The impact of SII on prognosis in SCLC was also assessed. SII represents the score based on the combination of platelet count and neutrophil-lymphocyte ratio, showing systemic inflammatory responses. SII was initially used to indicate the host inflammatory and immune status in resected HCC patients (Hu et al. 2014); the results confirmed that SII was superior to NLR and PLR as a prognostic factor for poor outcomes and that high SII scores were possibly related to higher circulating tumor cell levels. The present study confirmed that SII was superior to NLR, PLR, and PNI as an independent factor for poor prognosis in patients with SCLC. This result could be because the SII score was based on lymphocyte, neutrophil and platelet counts and was more comprehensive in reflecting the balance of host inflammatory and immune status than the other scores. The difference between this study and the HCC study (Hu et al. 2014) was that the cut-off value of the SII used; namely, in this study, it was 1,600 compared to 330 in the HCC study. The reason for the difference could be because SCLC is an aggressive disease, and the majority of patients in this study were at an advanced cancer stage.

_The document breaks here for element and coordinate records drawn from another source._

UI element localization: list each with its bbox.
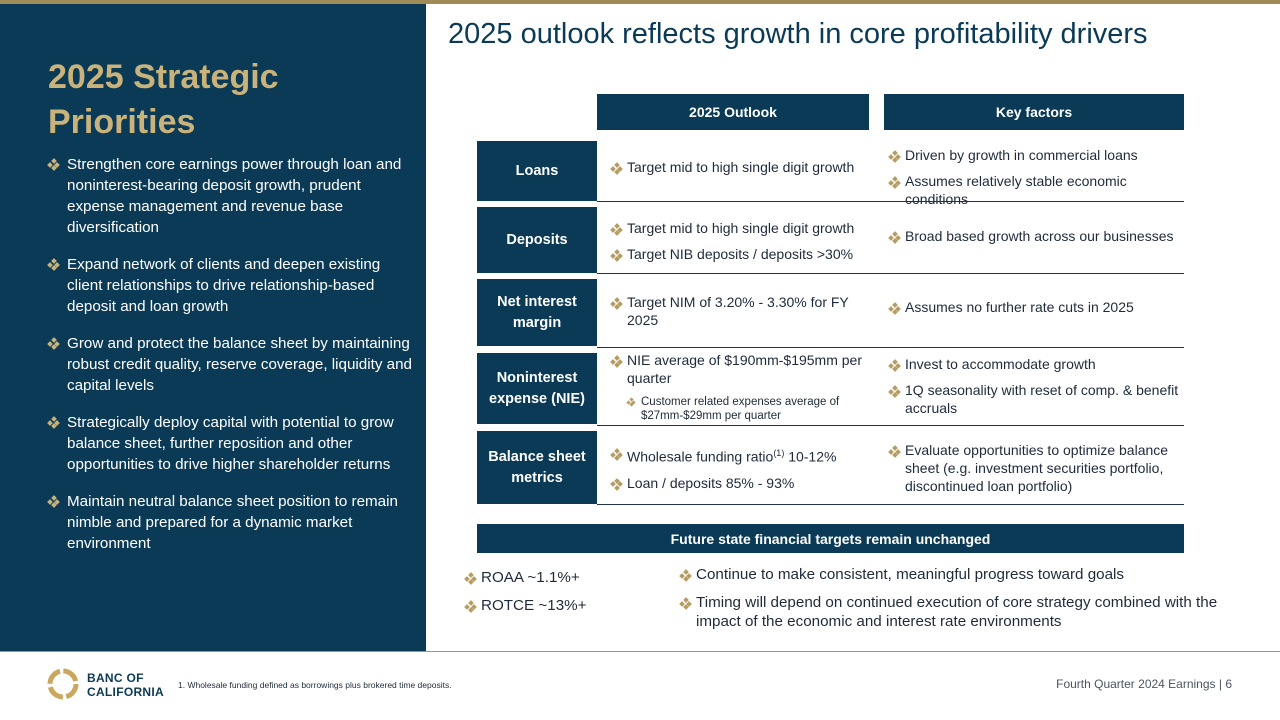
priority-item: Strategically deploy capital with potent… xyxy=(47,412,413,475)
diamond-bullet-icon xyxy=(47,337,60,350)
diamond-bullet-icon xyxy=(47,258,60,271)
diamond-bullet-icon xyxy=(464,572,477,585)
list-item: Timing will depend on continued executio… xyxy=(679,593,1240,631)
list-item: ROAA ~1.1%+ xyxy=(464,568,655,587)
diamond-bullet-icon xyxy=(679,569,692,582)
row-divider xyxy=(597,504,1184,505)
balance-sheet-factors-list: Evaluate opportunities to optimize balan… xyxy=(888,441,1189,503)
priorities-list: Strengthen core earnings power through l… xyxy=(47,154,413,570)
list-item: Target mid to high single digit growth xyxy=(610,158,873,176)
list-item: Target mid to high single digit growth xyxy=(610,219,873,237)
deposits-outlook-list: Target mid to high single digit growth T… xyxy=(610,219,873,271)
diamond-bullet-icon xyxy=(464,600,477,613)
key-factors-column-header: Key factors xyxy=(884,94,1184,130)
list-item: ROTCE ~13%+ xyxy=(464,596,655,615)
list-item: Broad based growth across our businesses xyxy=(888,227,1189,245)
slide-title: 2025 outlook reflects growth in core pro… xyxy=(448,18,1148,50)
future-targets-header: Future state financial targets remain un… xyxy=(477,524,1184,553)
list-item: Loan / deposits 85% - 93% xyxy=(610,474,873,492)
diamond-bullet-icon xyxy=(888,176,901,189)
diamond-bullet-icon xyxy=(888,445,901,458)
diamond-bullet-icon xyxy=(888,302,901,315)
diamond-bullet-icon xyxy=(47,416,60,429)
list-item: Assumes no further rate cuts in 2025 xyxy=(888,298,1189,316)
priority-item: Strengthen core earnings power through l… xyxy=(47,154,413,238)
brand-name: BANC OF CALIFORNIA xyxy=(87,671,164,699)
diamond-bullet-icon xyxy=(626,397,636,407)
diamond-bullet-icon xyxy=(610,355,623,368)
outlook-column-header: 2025 Outlook xyxy=(597,94,869,130)
diamond-bullet-icon xyxy=(888,359,901,372)
diamond-bullet-icon xyxy=(610,249,623,262)
top-accent-bar xyxy=(0,0,1280,4)
nim-factors-list: Assumes no further rate cuts in 2025 xyxy=(888,298,1189,324)
list-item: Continue to make consistent, meaningful … xyxy=(679,565,1240,584)
row-label-net-interest-margin: Net interest margin xyxy=(477,279,597,346)
row-divider xyxy=(597,273,1184,274)
list-item: Wholesale funding ratio(1) 10-12% xyxy=(610,444,873,466)
banc-of-california-logo-icon xyxy=(47,668,79,700)
row-divider xyxy=(597,347,1184,348)
diamond-bullet-icon xyxy=(610,477,623,491)
diamond-bullet-icon xyxy=(47,495,60,508)
sub-list-item: Customer related expenses average of $27… xyxy=(611,395,881,423)
list-item: Invest to accommodate growth xyxy=(888,355,1199,373)
loans-factors-list: Driven by growth in commercial loans Ass… xyxy=(888,146,1189,216)
diamond-bullet-icon xyxy=(679,597,692,610)
row-label-loans: Loans xyxy=(477,141,597,201)
diamond-bullet-icon xyxy=(888,385,901,398)
diamond-bullet-icon xyxy=(888,231,901,244)
nie-outlook-list: NIE average of $190mm-$195mm per quarter… xyxy=(610,351,881,431)
nie-factors-list: Invest to accommodate growth 1Q seasonal… xyxy=(888,355,1199,425)
row-label-balance-sheet-metrics: Balance sheet metrics xyxy=(477,431,597,504)
future-targets-list: ROAA ~1.1%+ ROTCE ~13%+ xyxy=(464,568,655,624)
diamond-bullet-icon xyxy=(47,158,60,171)
diamond-bullet-icon xyxy=(610,448,623,461)
list-item: Evaluate opportunities to optimize balan… xyxy=(888,441,1189,495)
list-item: Driven by growth in commercial loans xyxy=(888,146,1189,164)
row-divider xyxy=(597,201,1184,202)
list-item: NIE average of $190mm-$195mm per quarter xyxy=(610,351,881,387)
list-item: 1Q seasonality with reset of comp. & ben… xyxy=(888,381,1199,417)
diamond-bullet-icon xyxy=(610,223,623,236)
footer-divider xyxy=(0,651,1280,652)
priority-item: Grow and protect the balance sheet by ma… xyxy=(47,333,413,396)
list-item: Assumes relatively stable economic condi… xyxy=(888,172,1189,208)
list-item: Target NIB deposits / deposits >30% xyxy=(610,245,873,263)
nim-outlook-list: Target NIM of 3.20% - 3.30% for FY 2025 xyxy=(610,293,861,337)
report-page-label: Fourth Quarter 2024 Earnings | 6 xyxy=(1056,677,1232,691)
deposits-factors-list: Broad based growth across our businesses xyxy=(888,227,1189,253)
diamond-bullet-icon xyxy=(610,297,623,310)
priorities-title: 2025 Strategic Priorities xyxy=(48,58,279,141)
balance-sheet-outlook-list: Wholesale funding ratio(1) 10-12% Loan /… xyxy=(610,444,873,500)
diamond-bullet-icon xyxy=(888,150,901,163)
footnote: 1. Wholesale funding defined as borrowin… xyxy=(178,680,452,690)
row-label-deposits: Deposits xyxy=(477,207,597,273)
priority-item: Maintain neutral balance sheet position … xyxy=(47,491,413,554)
loans-outlook-list: Target mid to high single digit growth xyxy=(610,158,873,184)
diamond-bullet-icon xyxy=(610,162,623,175)
future-notes-list: Continue to make consistent, meaningful … xyxy=(679,565,1240,640)
list-item: Target NIM of 3.20% - 3.30% for FY 2025 xyxy=(610,293,861,329)
strategic-priorities-panel: 2025 Strategic Priorities Strengthen cor… xyxy=(0,4,426,651)
priority-item: Expand network of clients and deepen exi… xyxy=(47,254,413,317)
row-divider xyxy=(597,425,1184,426)
row-label-noninterest-expense: Noninterest expense (NIE) xyxy=(477,353,597,424)
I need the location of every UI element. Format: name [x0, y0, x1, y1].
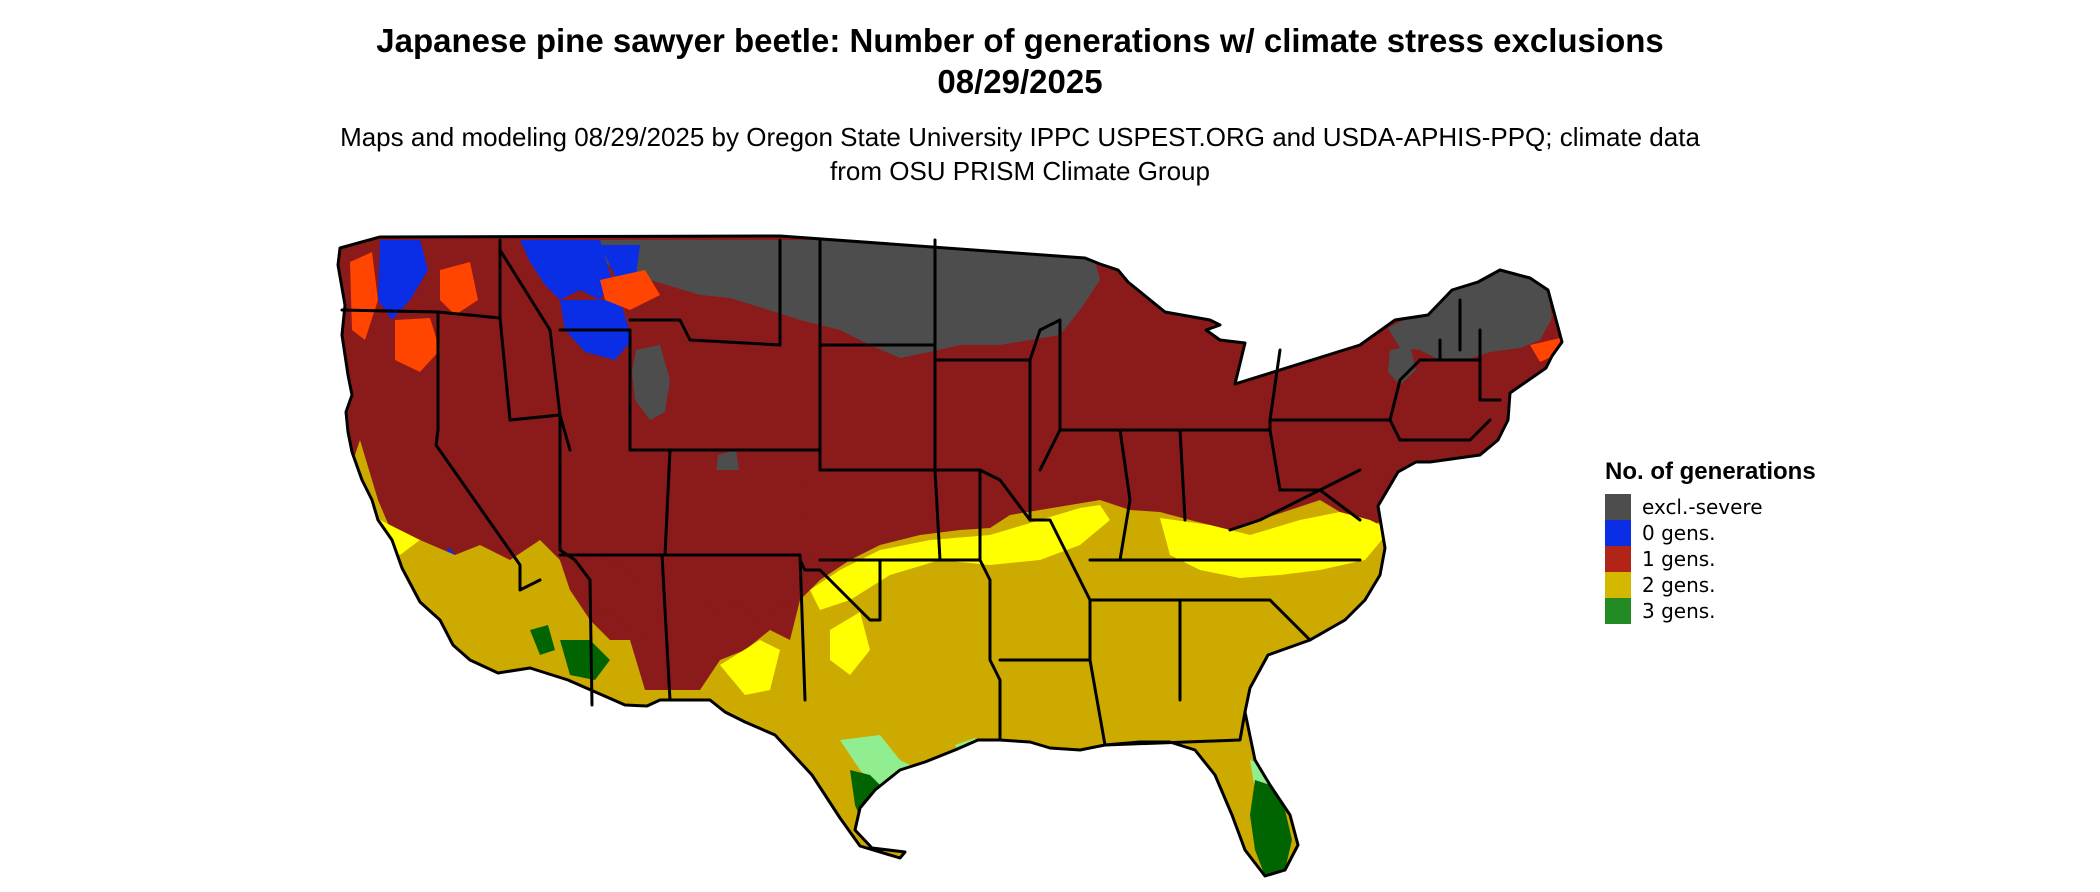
legend-label-excluded: excl.-severe: [1642, 495, 1763, 519]
one-gen-light-region: [350, 252, 1562, 372]
legend-swatch-2-gens: [1605, 572, 1631, 598]
legend-swatch-0-gens: [1605, 520, 1631, 546]
map-fill: [338, 236, 1562, 876]
one-gen-southwest-region: [560, 470, 810, 660]
legend-label-3-gens: 3 gens.: [1642, 599, 1716, 623]
legend-label-2-gens: 2 gens.: [1642, 573, 1716, 597]
legend-label-1-gens: 1 gens.: [1642, 547, 1716, 571]
state-borders: [336, 234, 1564, 878]
legend-label-0-gens: 0 gens.: [1642, 521, 1716, 545]
legend-item-3-gens: 3 gens.: [1605, 598, 1816, 624]
legend-swatch-1-gens: [1605, 546, 1631, 572]
map-subtitle: Maps and modeling 08/29/2025 by Oregon S…: [340, 122, 1700, 186]
legend-title: No. of generations: [1605, 458, 1816, 485]
legend: No. of generations excl.-severe 0 gens. …: [1605, 458, 1816, 624]
legend-item-1-gens: 1 gens.: [1605, 546, 1816, 572]
legend-item-excluded: excl.-severe: [1605, 494, 1816, 520]
legend-item-0-gens: 0 gens.: [1605, 520, 1816, 546]
legend-swatch-3-gens: [1605, 598, 1631, 624]
legend-item-2-gens: 2 gens.: [1605, 572, 1816, 598]
map-title: Japanese pine sawyer beetle: Number of g…: [376, 22, 1664, 100]
legend-swatch-excluded: [1605, 494, 1631, 520]
title-block: Japanese pine sawyer beetle: Number of g…: [330, 20, 1710, 188]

In this study, the significance of other hematological indices such as platelet count, HGB, MCV and MVP were assessed, as they had been reported as potential predictors of survival in a limited number of studies (Dellapasqua et al. 2012; Qu et al. 2014). These indices did not appear to be significant prognostic indicators for OS in this study.

However, as this is a retrospective study, there are some limitations. First, the assessment of inflammation-based scores did not include mGPS and PI scores due to lack of CRP values. Second, there was no analysis of PFS due to the data collection methods used. Nonetheless, to our knowledge, this represents the first study to evaluate the impact of relatively comprehensive inflammation-based scores on the prognosis of SCLC in a large population cohort.

In conclusion, the present study demonstrates that SII, a score of the combination of platelet count and neutrophil-to-lymphocyte ratio, could help to predict a poor prognosis in Chinese patients with SCLC. The identification of these factors will facilitate the comparisons of different populations of patients and also contribute to interpreting the relationship between the treatments administered and the differences in survival in various groups in clinical practice. Further prospective studies are needed to evaluate the cut-off values of the SII and to confirm these results.

Conflict of Interest

The authors declare no conflict of interest.